L'action de Dieu ne se manifestait donc pas seulement par les miracles accomplis au travers des apôtres, mais également par l'unité, l'amour fraternel et la générosité qui caractérisaient les croyants. Ces qualités contribuèrent sans doute au développement régulier de l'Église ( Actes des apôtres 2.47 ).
Enfin, Luc introduit le personnage de Joseph, surnommé Barnabas par les apôtres, un Lévite originaire de Chypre ( Actes des apôtres 4.36 ). En vendant un champ qu'il possédait et en remettant le produit de la vente aux apôtres ( Actes des apôtres 4.37 ), Barnabas devient un exemple concret de cette générosité.
Cette brève présentation n'est probablement pas fortuite. Ce disciple, appelé à devenir l'un des principaux collaborateurs de Paul, jouera un rôle majeur dans l'expansion du christianisme.
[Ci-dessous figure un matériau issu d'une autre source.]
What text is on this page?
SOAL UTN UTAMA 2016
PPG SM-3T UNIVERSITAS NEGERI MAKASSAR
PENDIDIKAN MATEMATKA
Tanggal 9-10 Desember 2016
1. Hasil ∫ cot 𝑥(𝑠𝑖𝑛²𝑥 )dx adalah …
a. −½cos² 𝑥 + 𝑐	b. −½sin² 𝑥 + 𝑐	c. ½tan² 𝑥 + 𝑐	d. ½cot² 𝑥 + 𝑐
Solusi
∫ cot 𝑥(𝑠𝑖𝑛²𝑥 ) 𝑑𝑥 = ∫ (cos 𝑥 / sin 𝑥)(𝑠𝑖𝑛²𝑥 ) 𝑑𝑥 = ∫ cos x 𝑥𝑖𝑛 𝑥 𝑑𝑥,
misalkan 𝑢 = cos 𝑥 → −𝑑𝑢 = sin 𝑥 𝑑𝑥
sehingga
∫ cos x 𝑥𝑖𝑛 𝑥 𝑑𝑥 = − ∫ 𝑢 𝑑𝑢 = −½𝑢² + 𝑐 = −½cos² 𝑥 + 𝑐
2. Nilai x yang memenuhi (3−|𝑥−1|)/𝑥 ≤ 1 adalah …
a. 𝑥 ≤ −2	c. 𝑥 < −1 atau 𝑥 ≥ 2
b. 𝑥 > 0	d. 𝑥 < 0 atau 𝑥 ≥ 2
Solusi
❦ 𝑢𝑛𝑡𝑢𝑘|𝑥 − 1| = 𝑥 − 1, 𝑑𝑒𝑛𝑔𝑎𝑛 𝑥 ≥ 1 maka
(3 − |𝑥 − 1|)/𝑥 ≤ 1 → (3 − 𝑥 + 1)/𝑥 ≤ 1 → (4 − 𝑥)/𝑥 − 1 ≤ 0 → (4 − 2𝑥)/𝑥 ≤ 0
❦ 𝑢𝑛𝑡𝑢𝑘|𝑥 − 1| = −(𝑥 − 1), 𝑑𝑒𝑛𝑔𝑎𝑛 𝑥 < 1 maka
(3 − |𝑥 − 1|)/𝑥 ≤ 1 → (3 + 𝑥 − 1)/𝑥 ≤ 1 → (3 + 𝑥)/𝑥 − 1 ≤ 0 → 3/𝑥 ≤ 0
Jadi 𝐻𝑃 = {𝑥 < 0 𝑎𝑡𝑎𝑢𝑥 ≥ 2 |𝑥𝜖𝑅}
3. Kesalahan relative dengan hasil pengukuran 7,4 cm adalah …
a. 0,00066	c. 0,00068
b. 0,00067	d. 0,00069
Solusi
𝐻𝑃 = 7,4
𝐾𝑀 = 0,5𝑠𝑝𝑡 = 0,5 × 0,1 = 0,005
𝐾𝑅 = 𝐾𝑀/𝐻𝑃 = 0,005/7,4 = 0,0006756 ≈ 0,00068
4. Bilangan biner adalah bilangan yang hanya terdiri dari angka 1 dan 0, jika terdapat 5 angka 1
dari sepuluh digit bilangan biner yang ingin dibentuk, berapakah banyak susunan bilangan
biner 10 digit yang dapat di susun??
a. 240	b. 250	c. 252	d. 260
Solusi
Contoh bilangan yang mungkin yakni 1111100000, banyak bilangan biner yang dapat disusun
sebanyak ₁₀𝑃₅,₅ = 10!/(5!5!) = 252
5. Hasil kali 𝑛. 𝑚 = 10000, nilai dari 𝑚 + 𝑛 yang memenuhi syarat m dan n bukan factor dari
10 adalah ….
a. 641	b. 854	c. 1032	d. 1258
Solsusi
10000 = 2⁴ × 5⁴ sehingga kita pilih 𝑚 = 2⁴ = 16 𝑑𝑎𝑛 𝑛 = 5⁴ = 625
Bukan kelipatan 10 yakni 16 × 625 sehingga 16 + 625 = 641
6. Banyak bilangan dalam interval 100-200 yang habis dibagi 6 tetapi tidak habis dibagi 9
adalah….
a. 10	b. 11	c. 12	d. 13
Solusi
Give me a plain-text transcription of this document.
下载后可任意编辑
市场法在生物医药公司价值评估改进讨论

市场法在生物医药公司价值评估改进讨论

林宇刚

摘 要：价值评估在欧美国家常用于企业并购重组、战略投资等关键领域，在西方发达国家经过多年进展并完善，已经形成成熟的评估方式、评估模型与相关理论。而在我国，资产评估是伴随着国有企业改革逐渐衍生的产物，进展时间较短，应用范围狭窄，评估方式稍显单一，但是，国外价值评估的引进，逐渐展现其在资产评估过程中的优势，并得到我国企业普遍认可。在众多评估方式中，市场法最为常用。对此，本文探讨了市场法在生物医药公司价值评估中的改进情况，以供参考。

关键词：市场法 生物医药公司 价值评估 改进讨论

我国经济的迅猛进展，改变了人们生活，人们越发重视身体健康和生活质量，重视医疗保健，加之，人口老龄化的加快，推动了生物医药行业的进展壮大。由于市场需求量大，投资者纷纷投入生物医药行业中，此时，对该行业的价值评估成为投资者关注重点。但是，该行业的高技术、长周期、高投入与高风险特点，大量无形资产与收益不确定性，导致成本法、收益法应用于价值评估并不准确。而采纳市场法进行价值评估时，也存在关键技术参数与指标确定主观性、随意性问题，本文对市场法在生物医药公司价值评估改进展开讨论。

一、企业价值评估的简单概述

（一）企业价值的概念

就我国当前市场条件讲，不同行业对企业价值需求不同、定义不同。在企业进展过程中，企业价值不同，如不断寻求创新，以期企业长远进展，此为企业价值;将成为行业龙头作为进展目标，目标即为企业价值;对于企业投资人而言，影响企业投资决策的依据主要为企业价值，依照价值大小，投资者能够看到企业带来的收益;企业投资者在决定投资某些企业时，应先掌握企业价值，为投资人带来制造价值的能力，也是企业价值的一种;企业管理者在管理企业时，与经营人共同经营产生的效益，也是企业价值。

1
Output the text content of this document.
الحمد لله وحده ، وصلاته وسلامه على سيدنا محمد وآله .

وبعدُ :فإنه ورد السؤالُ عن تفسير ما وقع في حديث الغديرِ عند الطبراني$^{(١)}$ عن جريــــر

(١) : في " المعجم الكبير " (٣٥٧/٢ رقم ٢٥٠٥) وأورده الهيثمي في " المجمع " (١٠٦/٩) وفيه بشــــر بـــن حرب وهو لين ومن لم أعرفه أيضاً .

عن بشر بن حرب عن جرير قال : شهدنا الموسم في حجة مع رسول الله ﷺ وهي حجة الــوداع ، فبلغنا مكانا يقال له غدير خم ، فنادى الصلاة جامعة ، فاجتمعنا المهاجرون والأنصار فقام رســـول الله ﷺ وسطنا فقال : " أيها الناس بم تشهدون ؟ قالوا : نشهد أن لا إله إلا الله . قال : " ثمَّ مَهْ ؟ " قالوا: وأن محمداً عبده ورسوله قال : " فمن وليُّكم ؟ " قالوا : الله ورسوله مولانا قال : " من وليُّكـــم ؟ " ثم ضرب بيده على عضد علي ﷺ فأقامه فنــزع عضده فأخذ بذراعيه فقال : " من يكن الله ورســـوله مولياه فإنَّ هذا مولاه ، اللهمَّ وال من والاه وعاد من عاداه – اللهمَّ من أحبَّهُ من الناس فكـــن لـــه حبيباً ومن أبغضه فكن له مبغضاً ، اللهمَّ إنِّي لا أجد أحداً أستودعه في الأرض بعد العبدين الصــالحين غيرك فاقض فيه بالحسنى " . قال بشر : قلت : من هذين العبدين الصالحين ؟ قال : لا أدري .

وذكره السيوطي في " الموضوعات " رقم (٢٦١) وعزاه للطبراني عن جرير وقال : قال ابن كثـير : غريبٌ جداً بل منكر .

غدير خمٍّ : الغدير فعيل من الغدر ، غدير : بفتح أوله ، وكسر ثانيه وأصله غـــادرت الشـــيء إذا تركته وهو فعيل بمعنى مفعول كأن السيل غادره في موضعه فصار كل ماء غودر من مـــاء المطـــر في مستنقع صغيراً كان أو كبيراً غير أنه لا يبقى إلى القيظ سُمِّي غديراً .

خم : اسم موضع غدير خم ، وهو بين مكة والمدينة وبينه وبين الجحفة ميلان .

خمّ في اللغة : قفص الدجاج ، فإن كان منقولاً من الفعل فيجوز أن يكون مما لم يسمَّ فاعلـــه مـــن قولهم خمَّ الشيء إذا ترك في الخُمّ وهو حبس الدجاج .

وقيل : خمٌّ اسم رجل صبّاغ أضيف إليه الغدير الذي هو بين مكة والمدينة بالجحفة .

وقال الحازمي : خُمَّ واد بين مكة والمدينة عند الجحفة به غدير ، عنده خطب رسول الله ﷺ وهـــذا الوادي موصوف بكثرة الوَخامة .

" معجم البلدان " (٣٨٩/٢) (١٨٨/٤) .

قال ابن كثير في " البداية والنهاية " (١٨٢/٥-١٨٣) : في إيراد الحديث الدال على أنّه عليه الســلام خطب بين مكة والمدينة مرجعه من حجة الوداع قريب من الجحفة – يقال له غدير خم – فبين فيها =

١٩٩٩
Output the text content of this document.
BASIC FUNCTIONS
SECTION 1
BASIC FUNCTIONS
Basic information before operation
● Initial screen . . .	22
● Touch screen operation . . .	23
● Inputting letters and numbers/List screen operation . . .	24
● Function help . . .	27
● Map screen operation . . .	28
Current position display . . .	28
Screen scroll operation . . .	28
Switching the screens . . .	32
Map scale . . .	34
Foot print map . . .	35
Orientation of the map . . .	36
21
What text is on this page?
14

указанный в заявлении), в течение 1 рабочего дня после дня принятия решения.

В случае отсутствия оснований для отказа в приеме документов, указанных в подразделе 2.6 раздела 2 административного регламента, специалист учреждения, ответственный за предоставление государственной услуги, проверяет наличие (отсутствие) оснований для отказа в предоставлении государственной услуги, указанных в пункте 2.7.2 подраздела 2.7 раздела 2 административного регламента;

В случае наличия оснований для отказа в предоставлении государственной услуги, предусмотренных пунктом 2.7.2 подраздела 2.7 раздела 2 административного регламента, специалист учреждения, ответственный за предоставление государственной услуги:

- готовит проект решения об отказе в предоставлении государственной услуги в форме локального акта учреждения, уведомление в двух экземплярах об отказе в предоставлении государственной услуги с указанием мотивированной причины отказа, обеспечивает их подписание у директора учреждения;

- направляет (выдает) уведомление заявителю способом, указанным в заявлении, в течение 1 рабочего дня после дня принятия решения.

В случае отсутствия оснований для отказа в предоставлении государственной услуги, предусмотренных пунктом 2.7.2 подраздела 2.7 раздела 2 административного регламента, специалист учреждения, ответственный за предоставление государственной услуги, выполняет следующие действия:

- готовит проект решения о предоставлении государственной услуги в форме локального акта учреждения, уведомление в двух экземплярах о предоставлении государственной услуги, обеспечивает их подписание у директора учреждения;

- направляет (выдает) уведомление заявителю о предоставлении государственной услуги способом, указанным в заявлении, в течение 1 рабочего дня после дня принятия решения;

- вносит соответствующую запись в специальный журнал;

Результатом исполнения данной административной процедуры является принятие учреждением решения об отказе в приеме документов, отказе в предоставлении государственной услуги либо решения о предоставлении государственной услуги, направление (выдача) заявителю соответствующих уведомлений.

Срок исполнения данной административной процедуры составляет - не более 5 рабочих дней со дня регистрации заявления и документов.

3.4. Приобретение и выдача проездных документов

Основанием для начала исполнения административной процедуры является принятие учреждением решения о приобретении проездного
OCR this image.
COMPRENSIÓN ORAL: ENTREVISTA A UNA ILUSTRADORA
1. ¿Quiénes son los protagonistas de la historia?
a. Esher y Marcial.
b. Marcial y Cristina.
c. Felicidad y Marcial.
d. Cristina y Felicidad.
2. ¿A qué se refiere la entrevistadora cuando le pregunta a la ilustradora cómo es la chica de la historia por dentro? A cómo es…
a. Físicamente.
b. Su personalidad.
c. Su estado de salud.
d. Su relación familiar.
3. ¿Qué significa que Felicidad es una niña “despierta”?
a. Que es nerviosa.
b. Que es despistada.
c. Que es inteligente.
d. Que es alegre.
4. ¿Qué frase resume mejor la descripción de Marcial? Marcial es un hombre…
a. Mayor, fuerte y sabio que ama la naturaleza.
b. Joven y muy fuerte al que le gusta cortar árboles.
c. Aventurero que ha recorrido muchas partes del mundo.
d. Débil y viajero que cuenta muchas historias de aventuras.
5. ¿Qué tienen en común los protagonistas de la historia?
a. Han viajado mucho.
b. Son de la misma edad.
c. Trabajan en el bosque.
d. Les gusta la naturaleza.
Nous consacrerons d'ailleurs une étude particulière à ce personnage important de l'Église primitive.
Ainsi, aux yeux de Luc, la puissance de Dieu ne se manifestait pas uniquement au travers des miracles accomplis par les apôtres ou de leur témoignage rendu à la résurrection du Messie Jésus ( Actes des apôtres 4.33 ). Elle se révélait également dans la transformation profonde des relations humaines, dans l'unité qui régnait parmi les croyants et dans la générosité dont ils faisaient preuve les uns envers les autres.
Cette œuvre du Saint-Esprit permettait à la jeune Église de refléter concrètement les enseignements du Seigneur sur l'amour fraternel ( Jean 13.34-35 ). Toutefois, Luc va bientôt montrer que cette unité demeurait imparfaite et que tous ne partageaient pas nécessairement la même sincérité.
Le récit d'Ananias et de Saphira ( Actes des apôtres 5.1-11 ) rappellera que, malgré l'action remarquable de Dieu au sein de la communauté, l'Église primitive n'était pas à l'abri des faiblesses et des tentations humaines.